Bitter cold, the weatherman said about today, and by the sound of that wind out there, howling through the cracks, I can imagine why. It's a Shingebiss wind, like the North wind that bedeviled the plucky little merganser in the Ojibwe tale that's set in the winter dark of Lake Superior. But Shingebiss was nice and warm in his lodge, infuriating the wind, who came to a bad end, I forget what. Or maybe just stormed off, bitterly.
Bitter cold. A bitter wind. Hard done by, frowning that bitter frown. January has reason to be bitter. Shaking its head like a guy fighting old battles.

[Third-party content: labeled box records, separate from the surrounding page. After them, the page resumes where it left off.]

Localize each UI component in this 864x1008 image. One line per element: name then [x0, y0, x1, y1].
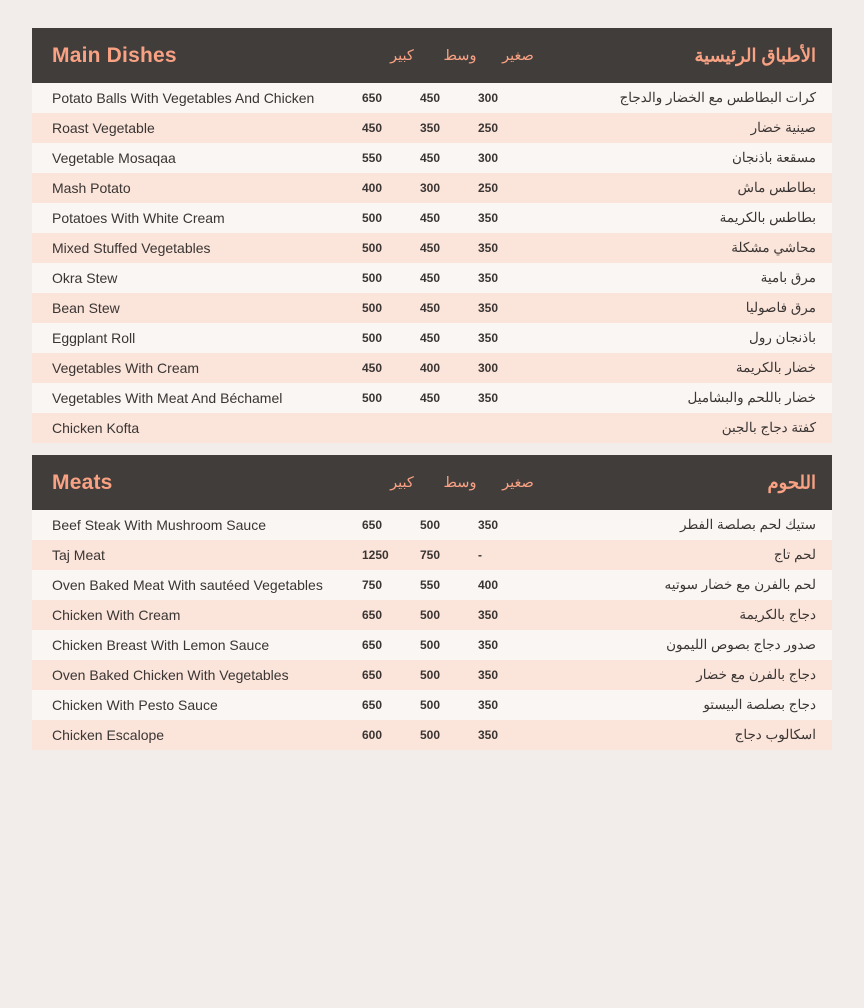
- item-price-large: 1250: [362, 548, 389, 562]
- item-price-large: 650: [362, 91, 383, 105]
- column-header-medium: وسط: [443, 474, 477, 491]
- item-name-en: Potatoes With White Cream: [52, 210, 225, 226]
- item-name-ar: دجاج بصلصة البيستو: [703, 697, 816, 712]
- menu-section: [32, 28, 832, 443]
- item-name-ar: لحم تاج: [773, 547, 816, 562]
- menu-item-row: [32, 293, 832, 323]
- item-price-small: 400: [478, 578, 499, 592]
- section-header: [32, 455, 832, 510]
- item-price-medium: 550: [420, 578, 441, 592]
- menu-item-row: [32, 690, 832, 720]
- menu-item-row: [32, 83, 832, 113]
- item-name-en: Oven Baked Chicken With Vegetables: [52, 667, 289, 683]
- item-price-medium: 400: [420, 361, 441, 375]
- item-name-en: Bean Stew: [52, 300, 120, 316]
- menu-item-row: [32, 630, 832, 660]
- item-name-ar: دجاج بالكريمة: [739, 607, 816, 622]
- item-name-ar: مرق فاصوليا: [745, 300, 816, 315]
- section-title-ar: اللحوم: [767, 472, 816, 492]
- menu-rows: [32, 510, 832, 750]
- item-price-large: 650: [362, 638, 383, 652]
- item-price-small: 300: [478, 361, 499, 375]
- item-price-medium: 450: [420, 151, 441, 165]
- column-header-small: صغير: [502, 474, 534, 491]
- item-name-ar: اسكالوب دجاج: [734, 727, 816, 742]
- item-price-medium: 450: [420, 211, 441, 225]
- item-price-small: 350: [478, 391, 499, 405]
- item-name-en: Chicken Breast With Lemon Sauce: [52, 637, 270, 653]
- column-header-large: كبير: [390, 474, 414, 491]
- item-price-medium: 300: [420, 181, 441, 195]
- item-name-ar: صينية خضار: [750, 120, 816, 135]
- item-name-ar: دجاج بالفرن مع خضار: [696, 667, 816, 682]
- item-name-en: Beef Steak With Mushroom Sauce: [52, 517, 266, 533]
- section-header: [32, 28, 832, 83]
- item-name-ar: خضار بالكريمة: [735, 360, 816, 375]
- menu-item-row: [32, 413, 832, 443]
- item-price-medium: 450: [420, 241, 441, 255]
- item-price-large: 600: [362, 728, 383, 742]
- item-price-large: 650: [362, 698, 383, 712]
- item-name-en: Potato Balls With Vegetables And Chicken: [52, 90, 315, 106]
- menu-sections-container: [32, 28, 832, 750]
- menu-item-row: [32, 113, 832, 143]
- column-header-small: صغير: [502, 47, 534, 64]
- item-price-medium: 450: [420, 271, 441, 285]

All those high hopes and resolutions undone. The bird feeder not erected. The upstairs room still as chaotic as it was last month. And today, or yesterday, dammit, J.D. Salinger dies. What the hell?
Some people make a bigger minus. I mean, I'll read the obit tomorrow having accommodated myself to the news. But when I first heard, and saw his young-old face next to a copy of Catcher in the Rye (with the carousel horse on the cover) on Lehrer, it was: aw, no, not you. You're supposed to be immortal, like a slender mythic type, a weathered wind god. You're not supposed to die. Maybe turn into a tree. But, no, it turns out he was 91, getting quite old, and maybe he'd also had enough.
NO, wind, you can't come in, said Shingebiss, taking out his kazoo and further infuriating the wind. Thursday, it seems, was Kazoo Day. As a wind instrument, the kazoo is something of an insult, which makes it the perfect choice. Ready?
Be kind to your web-footed friends,
for a duck may be somebody's mother.
They live in the swamps and the woods,
where the weather is cold and damp.
You may think that this is the end. Well, it is.